Tout lui parlait de toi, tu lui parlais toi-même ;
L’univers respirait ta majesté suprême ;
La nature, sortant des mains du Créateur,
Étalait en tous sens le nom de son auteur :
Ce nom, caché depuis sous la rouille des âges,
En traits plus éclatants brillait sur tes ouvrages ;
L’homme dans le passé ne remontait qu’à toi ;
Il invoquait son père, et tu disais : C’est moi.

Longtemps comme un enfant ta voix daigna l’instruire,
Et par la main longtemps tu voulus le conduire.
Que de fois dans ta gloire à lui tu t’es montré,
Aux vallons de Sennar, aux chênes de Membré,
Dans le buisson d’Oreb, ou sur l’auguste cime
Où Moïse aux Hébreux dictait sa loi sublime !
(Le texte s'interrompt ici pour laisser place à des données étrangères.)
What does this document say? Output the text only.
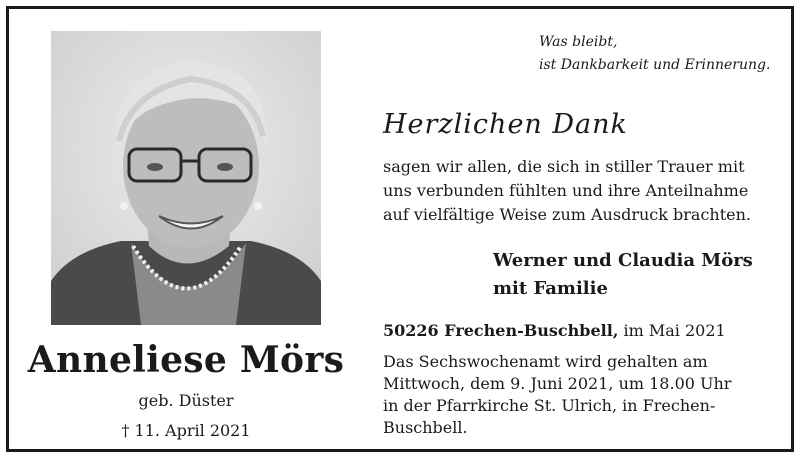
Anneliese Mörs
geb. Düster
† 11. April 2021
Was bleibt,
ist Dankbarkeit und Erinnerung.
Herzlichen Dank
sagen wir allen, die sich in stiller Trauer mit
uns verbunden fühlten und ihre Anteilnahme
auf vielfältige Weise zum Ausdruck brachten.
Werner und Claudia Mörs
mit Familie
50226 Frechen-Buschbell, im Mai 2021
Das Sechswochenamt wird gehalten am
Mittwoch, dem 9. Juni 2021, um 18.00 Uhr
in der Pfarrkirche St. Ulrich, in Frechen-
Buschbell.
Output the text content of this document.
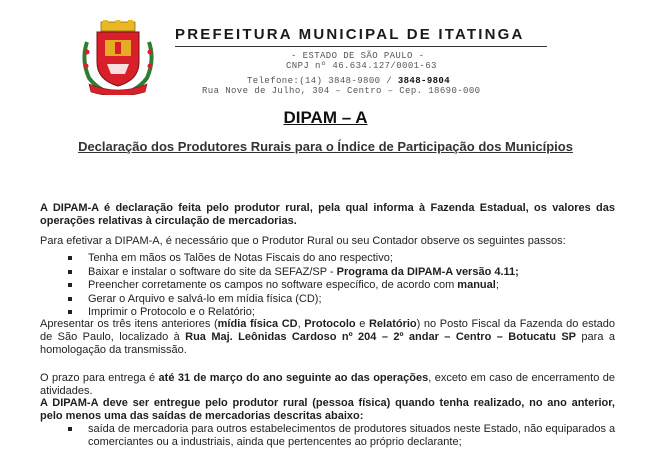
PREFEITURA MUNICIPAL DE ITATINGA
- ESTADO DE SÃO PAULO -
CNPJ nº 46.634.127/0001-63
Telefone:(14) 3848-9800 / 3848-9804
Rua Nove de Julho, 304 – Centro – Cep. 18690-000
DIPAM – A
Declaração dos Produtores Rurais para o Índice de Participação dos Municípios
A DIPAM-A é declaração feita pelo produtor rural, pela qual informa à Fazenda Estadual, os valores das operações relativas à circulação de mercadorias.
Para efetivar a DIPAM-A, é necessário que o Produtor Rural ou seu Contador observe os seguintes passos:
Tenha em mãos os Talões de Notas Fiscais do ano respectivo;
Baixar e instalar o software do site da SEFAZ/SP - Programa da DIPAM-A versão 4.11;
Preencher corretamente os campos no software específico, de acordo com manual;
Gerar o Arquivo e salvá-lo em mídia física (CD);
Imprimir o Protocolo e o Relatório;
Apresentar os três itens anteriores (mídia física CD, Protocolo e Relatório) no Posto Fiscal da Fazenda do estado de São Paulo, localizado à Rua Maj. Leônidas Cardoso nº 204 – 2º andar – Centro – Botucatu SP para a homologação da transmissão.
O prazo para entrega é até 31 de março do ano seguinte ao das operações, exceto em caso de encerramento de atividades.
A DIPAM-A deve ser entregue pelo produtor rural (pessoa física) quando tenha realizado, no ano anterior, pelo menos uma das saídas de mercadorias descritas abaixo:
saída de mercadoria para outros estabelecimentos de produtores situados neste Estado, não equiparados a comerciantes ou a industriais, ainda que pertencentes ao próprio declarante;
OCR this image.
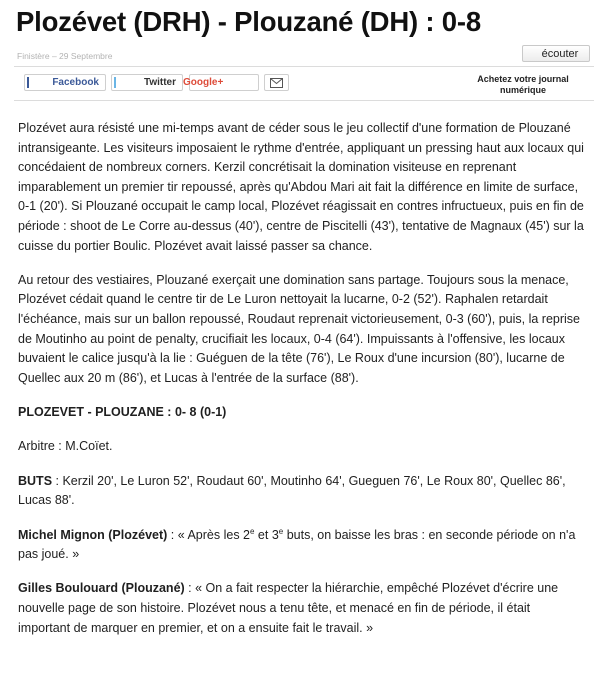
Plozévet (DRH) - Plouzané (DH) : 0-8
Finistère – 29 Septembre	écouter
Facebook	Twitter Google+	Achetez votre journal numérique

Plozévet aura résisté une mi-temps avant de céder sous le jeu collectif d'une formation de Plouzané intransigeante. Les visiteurs imposaient le rythme d'entrée, appliquant un pressing haut aux locaux qui concédaient de nombreux corners. Kerzil concrétisait la domination visiteuse en reprenant imparablement un premier tir repoussé, après qu'Abdou Mari ait fait la différence en limite de surface, 0-1 (20'). Si Plouzané occupait le camp local, Plozévet réagissait en contres infructueux, puis en fin de période : shoot de Le Corre au-dessus (40'), centre de Piscitelli (43'), tentative de Magnaux (45') sur la cuisse du portier Boulic. Plozévet avait laissé passer sa chance.

Au retour des vestiaires, Plouzané exerçait une domination sans partage. Toujours sous la menace, Plozévet cédait quand le centre tir de Le Luron nettoyait la lucarne, 0-2 (52'). Raphalen retardait l'échéance, mais sur un ballon repoussé, Roudaut reprenait victorieusement, 0-3 (60'), puis, la reprise de Moutinho au point de penalty, crucifiait les locaux, 0-4 (64'). Impuissants à l'offensive, les locaux buvaient le calice jusqu'à la lie : Guéguen de la tête (76'), Le Roux d'une incursion (80'), lucarne de Quellec aux 20 m (86'), et Lucas à l'entrée de la surface (88').

PLOZEVET - PLOUZANE : 0- 8 (0-1)

Arbitre : M.Coïet.

BUTS : Kerzil 20', Le Luron 52', Roudaut 60', Moutinho 64', Gueguen 76', Le Roux 80', Quellec 86', Lucas 88'.

Michel Mignon (Plozévet) : « Après les 2e et 3e buts, on baisse les bras : en seconde période on n'a pas joué. »

Gilles Boulouard (Plouzané) : « On a fait respecter la hiérarchie, empêché Plozévet d'écrire une nouvelle page de son histoire. Plozévet nous a tenu tête, et menacé en fin de période, il était important de marquer en premier, et on a ensuite fait le travail. »
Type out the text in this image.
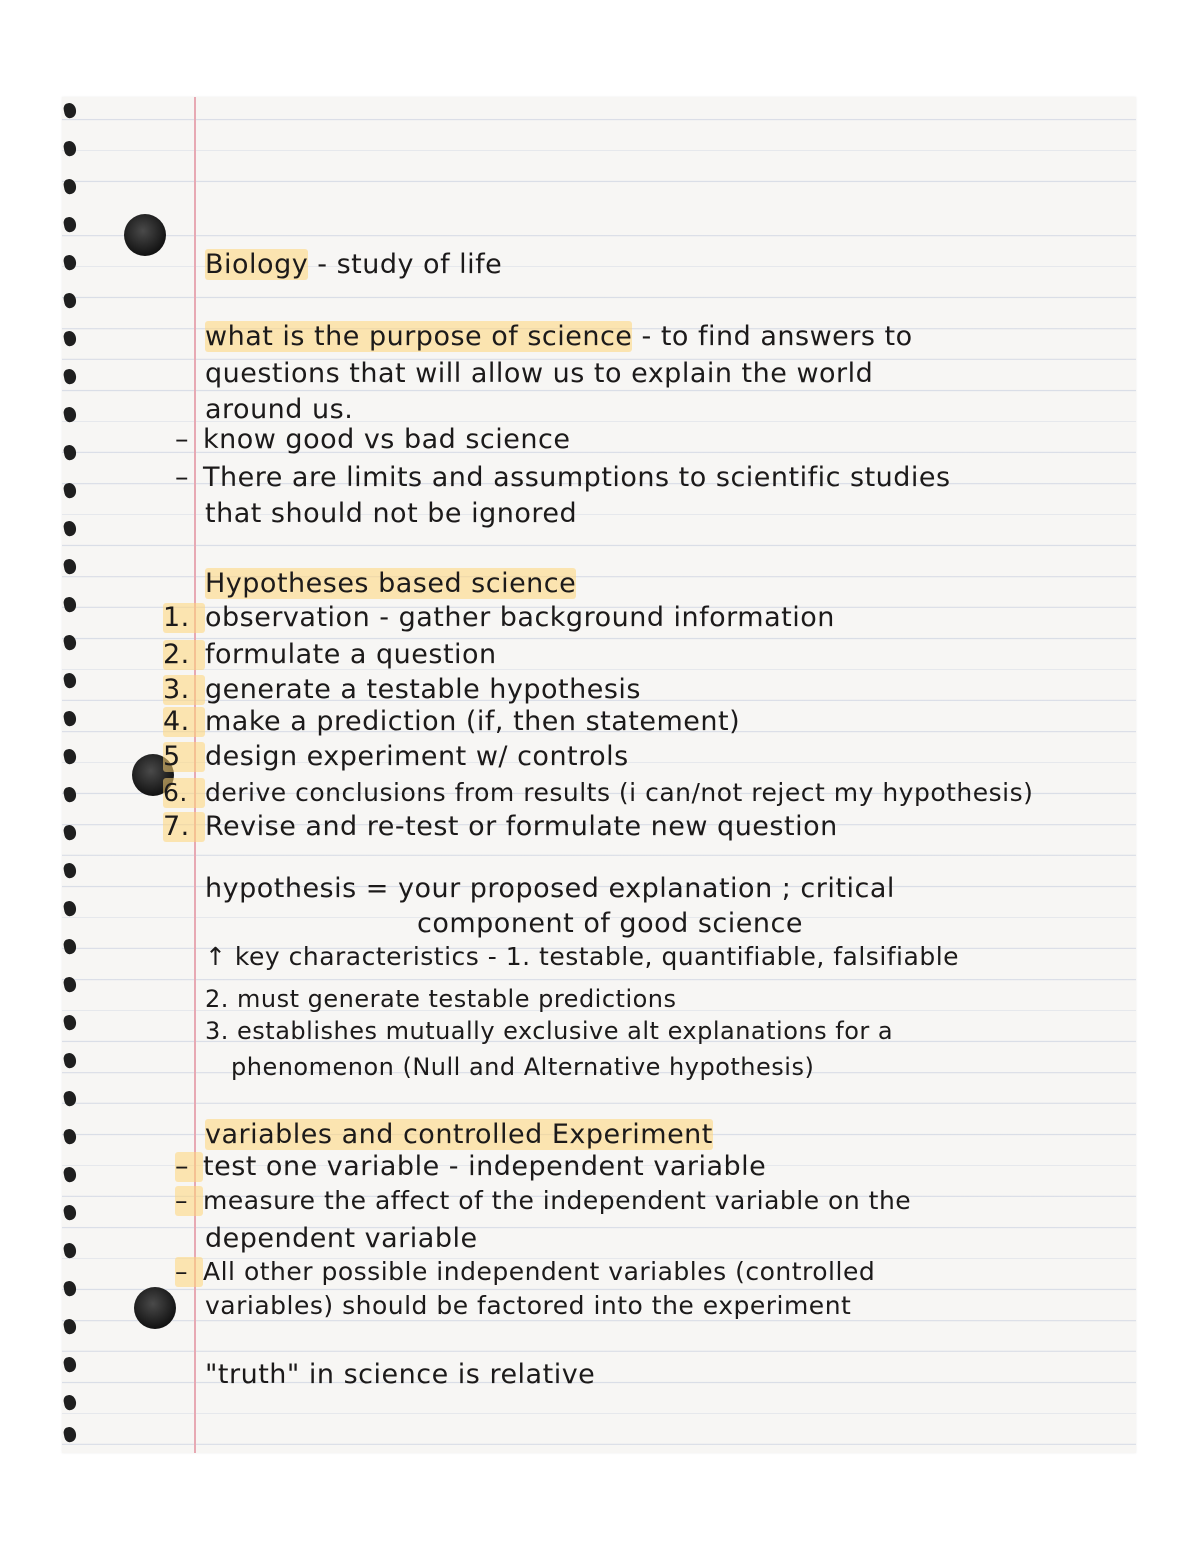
Biology - study of life
what is the purpose of science - to find answers to
questions that will allow us to explain the world
around us.
– know good vs bad science
– There are limits and assumptions to scientific studies
that should not be ignored
Hypotheses based science
1. observation - gather background information
2. formulate a question
3. generate a testable hypothesis
4. make a prediction (if, then statement)
5 design experiment w/ controls
6. derive conclusions from results (i can/not reject my hypothesis)
7. Revise and re-test or formulate new question
hypothesis = your proposed explanation ; critical
component of good science
↑ key characteristics - 1. testable, quantifiable, falsifiable
2. must generate testable predictions
3. establishes mutually exclusive alt explanations for a
phenomenon (Null and Alternative hypothesis)
variables and controlled Experiment
– test one variable - independent variable
– measure the affect of the independent variable on the
dependent variable
– All other possible independent variables (controlled
variables) should be factored into the experiment
"truth" in science is relative
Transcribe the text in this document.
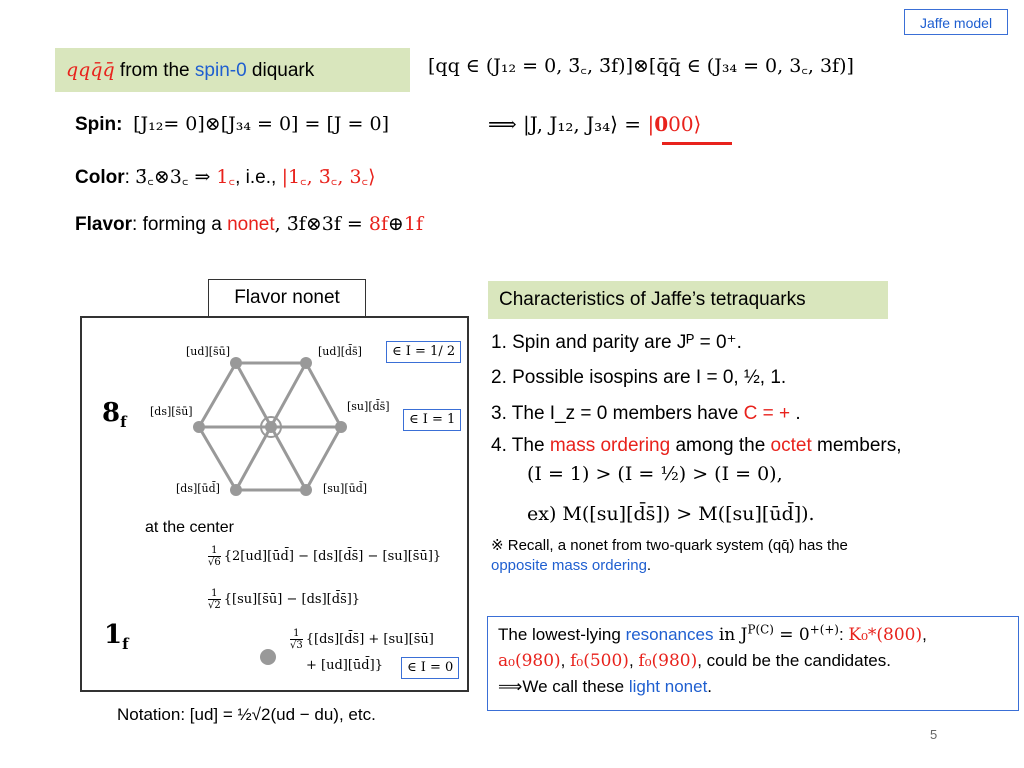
Jaffe model
qqq̄q̄ from the spin-0 diquark	[qq ∈ (J₁₂ = 0, 3̄꜀, 3̄f)]⊗[q̄q̄ ∈ (J₃₄ = 0, 3꜀, 3f)]
Spin: [J₁₂= 0]⊗[J₃₄ = 0] = [J = 0]	⟹ |J, J₁₂, J₃₄⟩ = |000⟩
Color: 3̄꜀⊗3꜀ ⇒ 1꜀, i.e., |1꜀, 3̄꜀, 3꜀⟩
Flavor: forming a nonet, 3̄f⊗3f = 8f⊕1f
Flavor nonet
[ud][s̄ū]	[ud][d̄s̄]
[ds][s̄ū]	[su][d̄s̄]
[ds][ūd̄]	[su][ūd̄]
$8_f$
$1_f$
∈ I = 1/ 2
∈ I = 1
∈ I = 0
at the center
$\frac{1}{√6}$ {2[ud][ūd̄] − [ds][d̄s̄] − [su][s̄ū]}
$\frac{1}{√2}$ {[su][s̄ū] − [ds][d̄s̄]}
$\frac{1}{√3}$ {[ds][d̄s̄] + [su][s̄ū]
+ [ud][ūd̄]}
Notation: [ud] = ½√2(ud − du), etc.
Characteristics of Jaffe’s tetraquarks
1. Spin and parity are Jᴾ = 0⁺.
2. Possible isospins are I = 0, ½, 1.
3. The I_z = 0 members have C = + .
4. The mass ordering among the octet members,
(I = 1) > (I = ½) > (I = 0),
ex) M([su][d̄s̄]) > M([su][ūd̄]).
※ Recall, a nonet from two-quark system (qq̄) has the
opposite mass ordering.
The lowest-lying resonances in $J^{P(C)} = 0^{+(+)}$: K₀*(800),
a₀(980), f₀(500), f₀(980), could be the candidates.
⟹We call these light nonet.
5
Ces enfants de Jacob, premiers-nés des humains,
Reçurent quarante ans la manne de tes mains :
Tu frappais leur esprit par tes vivants oracles ;
Tu parlais à leurs yeux par la voix des miracles ;
Et lorsqu’ils t’oubliaient, tes anges descendus
Rappelaient ta mémoire à leurs cœurs éperdus.
Mais enfin, comme un fleuve éloigné de sa source,
Ce souvenir si pur s’altéra dans sa course ;
De cet astre vieilli la sombre nuit des temps
Éclipsa par degrés les rayons éclatants.
Tu cessas de parler : l’oubli, la main des âges,
Usèrent ce grand nom empreint dans tes ouvrages ;
Les siècles en passant firent pâlir la foi ;
L’homme plaça le doute entre le monde et toi.